Par ailleurs, le BEA précise que « dans plus de la moitié des 120 accidents répertoriés, le site survolé (aérodrome, habitation, rassemblement de personnes) laisse supposer qu’une forme de démonstration vis-à-vis de tiers au sol pouvait être recherchée. Dans plus de 20 cas, la présence au sol d’un public précis, notamment de proches du pilote, est confirmée. Il est possible d’imaginer que cette forme de démonstration s’exerce parfois à l’égard des passagers. En effet, dans près de 70% des cas répertoriés sur la période 2004-2018, le pilote était accompagné d’au moins un passager ».
Ces dernières années, le BEA ajoute que « le comportement démonstratif s’est aussi exprimé de manière croissante à travers l’utilisation d’appareils de prise de vue (smartphones et caméras compactes) permettant la diffusion ou le partage des images sur Internet et notamment les réseaux sociaux.
La dernière piste de réflexion proposée est celle de la « recherche de sensations ». Certaines manoeuvres dangereuses entreprises par des pilotes d’aviation légère et de loisir peuvent être le moyen pour eux de satisfaire, de manière répétée ou ponctuelle, un besoin de vécu exploratoire en contraste avec une vie privée ou professionnelle toujours plus tournée vers la sécurité ».
Si le BEA indique que d’autres prises de risque peuvent être concernées lors d’accidents, comme l’objectif-destination, une amélioration de la gestion de la sécurité pourrait passer par le TEM (Threat and Error Management ou gestion des erreurs et des menaces), pouvant « amener les pilotes à mieux évaluer leurs marges de sécurité, notamment lorsqu’ils sont sur le point de s’exposer à des conditions de vols marginales auxquelles il n’ont pas l’habitude de faire face (vol avec une faible visibilité, vol à faible hauteur, prise d’attitudes inusuelles, etc.) ».

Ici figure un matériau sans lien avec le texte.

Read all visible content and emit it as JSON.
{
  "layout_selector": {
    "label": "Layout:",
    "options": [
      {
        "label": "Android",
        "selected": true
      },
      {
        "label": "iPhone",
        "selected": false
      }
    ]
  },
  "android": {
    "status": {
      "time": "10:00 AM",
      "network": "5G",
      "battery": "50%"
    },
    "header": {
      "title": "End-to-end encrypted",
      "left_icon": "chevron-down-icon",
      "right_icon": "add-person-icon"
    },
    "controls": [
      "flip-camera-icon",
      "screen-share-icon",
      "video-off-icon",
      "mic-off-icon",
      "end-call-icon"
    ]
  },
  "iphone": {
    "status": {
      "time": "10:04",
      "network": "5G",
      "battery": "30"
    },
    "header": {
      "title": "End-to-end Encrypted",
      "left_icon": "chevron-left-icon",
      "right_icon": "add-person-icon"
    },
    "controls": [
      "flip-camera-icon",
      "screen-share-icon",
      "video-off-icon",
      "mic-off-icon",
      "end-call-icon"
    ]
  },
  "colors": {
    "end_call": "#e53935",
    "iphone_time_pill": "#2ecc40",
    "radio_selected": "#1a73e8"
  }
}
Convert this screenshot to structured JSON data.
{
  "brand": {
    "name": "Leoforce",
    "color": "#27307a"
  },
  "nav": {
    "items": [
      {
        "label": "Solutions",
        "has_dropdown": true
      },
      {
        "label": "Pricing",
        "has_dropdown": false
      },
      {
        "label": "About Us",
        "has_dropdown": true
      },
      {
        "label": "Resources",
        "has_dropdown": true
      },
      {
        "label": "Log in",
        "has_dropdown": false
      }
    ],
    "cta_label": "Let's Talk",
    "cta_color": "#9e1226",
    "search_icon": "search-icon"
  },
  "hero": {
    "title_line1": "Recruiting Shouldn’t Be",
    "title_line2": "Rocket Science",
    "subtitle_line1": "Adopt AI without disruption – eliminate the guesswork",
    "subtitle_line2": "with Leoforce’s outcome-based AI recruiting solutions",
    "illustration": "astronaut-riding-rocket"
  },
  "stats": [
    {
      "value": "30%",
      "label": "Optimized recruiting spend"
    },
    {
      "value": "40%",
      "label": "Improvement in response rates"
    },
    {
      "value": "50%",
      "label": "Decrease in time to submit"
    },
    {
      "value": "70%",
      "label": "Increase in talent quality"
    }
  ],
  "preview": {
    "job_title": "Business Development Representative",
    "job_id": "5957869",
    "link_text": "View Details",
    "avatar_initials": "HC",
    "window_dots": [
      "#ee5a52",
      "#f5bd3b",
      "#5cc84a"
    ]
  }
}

Quant au Programme de sécurité de l’Etat (PSE), le nouveau plan stratégique d’amélioration de la sécurité, baptisé « Horizon 2023 », prend la suite du plan « Horizon 2018″… Pour l’aviation légère, les orientations choisies poursuivent celles déjà engagées (soutien des actions de sécurité entreprises par les acteurs de l’aviation légère, promotion de l’analyse et de l’exploitation des événements de sécurité…).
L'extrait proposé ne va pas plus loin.